Not My Will But Thine… But I Do Have This One Request

Reconciling prayers of petition with the idea of God's Will

notmywill-flash

When we speak to God are we affecting His plans? Are we influencing the future? And if not, why do we persist in asking God to listen to our wishes? The most thoughtful people I know can’t help wondering.

Jesus taught his disciples to ask in prayer for specific blessings: for our daily bread; to forgive our transgressions; to help us in some way against temptation; and to deliver us from evil. But it feels less appropriate to turn our prayers into a wish list of our own desires, or a memo to God on improving his management style. Asking God to bring about something specific for me — a new job, acceptance to a school, approval for a mortgage – seems downright cheesy.

Even asking for good things to happen for other people still has that faint whiff of greed, as if we’re treating God as a cosmic dispenser of goodies and if we deposit enough pennies of prayer eventually we’ll get the toy ring along with our gum ball.

C.S. Lewis’s literary demon Screwtape has something insightful to say, as he often does. He tells his nephew that humans rarely pray for the thing God wants them to pray for: just enough grace to see them through this moment, through this time of trouble.

Instead, we conjure up a vision of the future we want and appeal for that outcome. We persist in wrapping our anxious hands around life’s steering wheel as if it’s going to work this time if only we clutch it more tightly. The most difficult prayer for us to voice is, “Not my will, but Thine, be done.”

Conversations with God leapfrogged over my intellectual resolve not to “ask for stuff” and landed squarely on bargaining and pleading. Make me sick, not her. It isn’t fair.

I know this, at least on an intellectual level.

I’ve consciously tried, in the face of both everyday and unusual difficulties, to pray for the strength and patience to deal with my troubles rather than asking God to whisk the troubles away. You might even say I’ve prided myself on knowing the difference. (And I do mean “prided.”)

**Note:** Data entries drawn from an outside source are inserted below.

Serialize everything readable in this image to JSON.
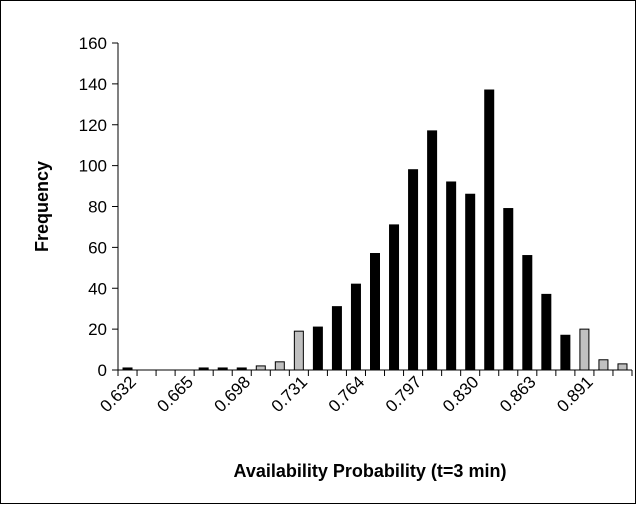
{
  "chart_data": {
    "type": "bar",
    "title": "",
    "xlabel": "Availability Probability (t=3 min)",
    "ylabel": "Frequency",
    "ylim": [
      0,
      160
    ],
    "yticks": [
      0,
      20,
      40,
      60,
      80,
      100,
      120,
      140,
      160
    ],
    "xtick_labels": [
      "0.632",
      "0.665",
      "0.698",
      "0.731",
      "0.764",
      "0.797",
      "0.830",
      "0.863",
      "0.891"
    ],
    "grid": false,
    "legend": "none",
    "bars": [
      {
        "value": 1,
        "highlight": false
      },
      {
        "value": 0,
        "highlight": false
      },
      {
        "value": 0,
        "highlight": false
      },
      {
        "value": 0,
        "highlight": false
      },
      {
        "value": 1,
        "highlight": false
      },
      {
        "value": 1,
        "highlight": false
      },
      {
        "value": 1,
        "highlight": false
      },
      {
        "value": 2,
        "highlight": true
      },
      {
        "value": 4,
        "highlight": true
      },
      {
        "value": 19,
        "highlight": true
      },
      {
        "value": 21,
        "highlight": false
      },
      {
        "value": 31,
        "highlight": false
      },
      {
        "value": 42,
        "highlight": false
      },
      {
        "value": 57,
        "highlight": false
      },
      {
        "value": 71,
        "highlight": false
      },
      {
        "value": 98,
        "highlight": false
      },
      {
        "value": 117,
        "highlight": false
      },
      {
        "value": 92,
        "highlight": false
      },
      {
        "value": 86,
        "highlight": false
      },
      {
        "value": 137,
        "highlight": false
      },
      {
        "value": 79,
        "highlight": false
      },
      {
        "value": 56,
        "highlight": false
      },
      {
        "value": 37,
        "highlight": false
      },
      {
        "value": 17,
        "highlight": false
      },
      {
        "value": 20,
        "highlight": true
      },
      {
        "value": 5,
        "highlight": true
      },
      {
        "value": 3,
        "highlight": true
      }
    ],
    "colors": {
      "bar": "#000000",
      "highlight_bar": "#c0c0c0",
      "outline": "#000000"
    }
  }
}
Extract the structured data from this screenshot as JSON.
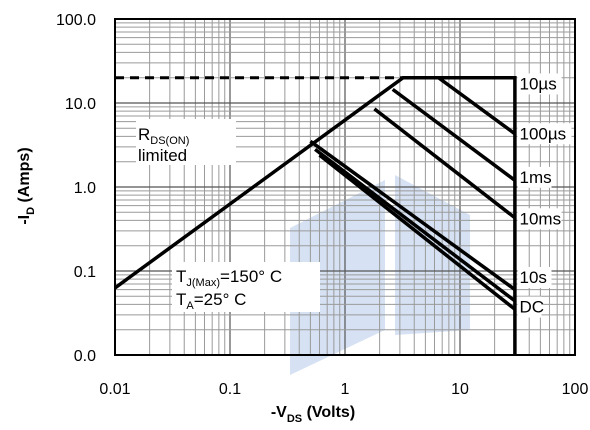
{
  "chart_data": {
    "type": "line",
    "title": "",
    "xlabel": "-V",
    "xlabel_sub": "DS",
    "xlabel_suffix": " (Volts)",
    "ylabel": "-I",
    "ylabel_sub": "D",
    "ylabel_suffix": " (Amps)",
    "x_scale": "log",
    "y_scale": "log",
    "xlim": [
      0.01,
      100
    ],
    "ylim": [
      0.01,
      100
    ],
    "x_ticks": [
      {
        "value": 0.01,
        "label": "0.01"
      },
      {
        "value": 0.1,
        "label": "0.1"
      },
      {
        "value": 1,
        "label": "1"
      },
      {
        "value": 10,
        "label": "10"
      },
      {
        "value": 100,
        "label": "100"
      }
    ],
    "y_ticks": [
      {
        "value": 0.01,
        "label": "0.0"
      },
      {
        "value": 0.1,
        "label": "0.1"
      },
      {
        "value": 1,
        "label": "1.0"
      },
      {
        "value": 10,
        "label": "10.0"
      },
      {
        "value": 100,
        "label": "100.0"
      }
    ],
    "grid": true,
    "limits": {
      "current_limit": 20,
      "voltage_limit": 30
    },
    "series": [
      {
        "name": "10µs",
        "points": [
          [
            0.01,
            0.063
          ],
          [
            3.2,
            20
          ],
          [
            6.5,
            20
          ],
          [
            30,
            4.3
          ]
        ]
      },
      {
        "name": "100µs",
        "points": [
          [
            2.6,
            14.5
          ],
          [
            30,
            1.2
          ]
        ]
      },
      {
        "name": "1ms",
        "points": [
          [
            1.8,
            8.5
          ],
          [
            30,
            0.43
          ]
        ]
      },
      {
        "name": "10ms",
        "points": [
          [
            0.5,
            3.5
          ],
          [
            30,
            0.06
          ]
        ]
      },
      {
        "name": "10s",
        "points": [
          [
            0.55,
            2.8
          ],
          [
            30,
            0.044
          ]
        ]
      },
      {
        "name": "DC",
        "points": [
          [
            0.6,
            2.4
          ],
          [
            30,
            0.035
          ]
        ]
      }
    ],
    "current_limit_line": {
      "style": "dashed",
      "points": [
        [
          0.01,
          20
        ],
        [
          3.2,
          20
        ]
      ]
    },
    "boundary_line": {
      "points": [
        [
          3.2,
          20
        ],
        [
          30,
          20
        ],
        [
          30,
          0.01
        ]
      ]
    },
    "labels": [
      {
        "text": "10µs",
        "x": 31,
        "y": 14.5
      },
      {
        "text": "100µs",
        "x": 31,
        "y": 3.7
      },
      {
        "text": "1ms",
        "x": 31,
        "y": 1.12
      },
      {
        "text": "10ms",
        "x": 31,
        "y": 0.36
      },
      {
        "text": "10s",
        "x": 31,
        "y": 0.072
      },
      {
        "text": "DC",
        "x": 31,
        "y": 0.032
      }
    ],
    "annotations": {
      "rds_main": "R",
      "rds_sub": "DS(ON)",
      "rds_line2": "limited",
      "tj_main": "T",
      "tj_sub": "J(Max)",
      "tj_value": "=150° C",
      "ta_main": "T",
      "ta_sub": "A",
      "ta_value": "=25° C"
    },
    "colors": {
      "line": "#000000",
      "grid": "#9a9a9a",
      "watermark": "#d6e2f3"
    }
  }
}
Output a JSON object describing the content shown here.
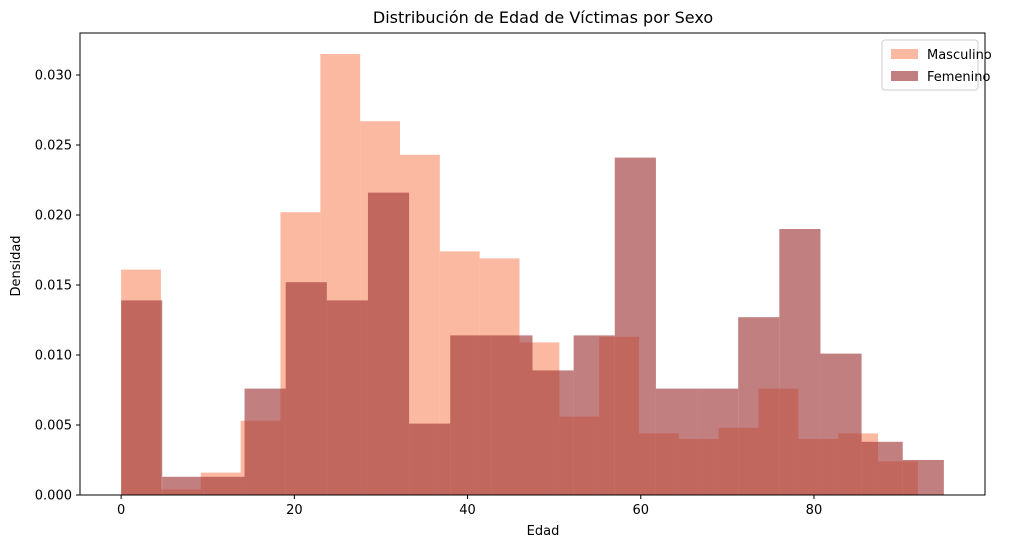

My intentions came crashing down

Nevertheless, my intention to keep my prayers from becoming a blatant list of wishes came crashing down the week that my 5-year-old niece Isabel was hospitalized with a very high fever that wouldn’t go away. I couldn’t go across the country to be with her family in person. I don’t have any medical knowledge that would have been helpful. So my intense desire to somehow make things better was channeled into prayer.

You will not be shocked to hear that my conversations with God leapfrogged over my intellectual resolve not to “ask for stuff” and landed squarely on bargaining and pleading. Make me sick, not her. It isn’t fair to make a little girl suffer. This can’t be the plan of a loving God, can it?

I knew this was not my A game, spiritually, but I couldn’t help it; I was consumed as fear and love wrestled each other to the mat. The best I could do was a compromise between my intellectual intention and the howl of protest in my gut: I prayed that her doctors and nurses would treat her kindly and with great skill, and that her parents could be blessed with a few hours of peaceful sleep once in a while.

Struggling to shape my prayers according to the theme, “Not my will but Thine,” while feeling helpless and scared in the face of sickness helped me to understand that all people share a frailty in the face of an unknown future and God’s unknown designs.

Was that prayer any less of a wish-list item? I wasn’t chanting, “make her well,” as a magical incantation but I was asking God to make sure Isabel had the best care possible.

I don’t know if God viewed those prayers as less egocentric than the ones wishing the little girl would be okay. I do know that ever since then, when an acquaintance mentions that he has a family member in the hospital, I feel a deeper empathy as I say, “I’m sorry, that must be very scary for you.”

I don’t know whether or not my prayers for my niece aided her recovery. I do know that struggling to shape my prayers according to the theme, “Not my will but Thine,” while feeling helpless and scared in the face of sickness helped me to understand that all people share a frailty in the face of an unknown future and God’s unknown designs. And perhaps my prayers helped alleviate in a small way the fear and anxiety of other people facing sickness. Even if all my prayer accomplished was to teach me to be more empathetic, that’s not a small thing.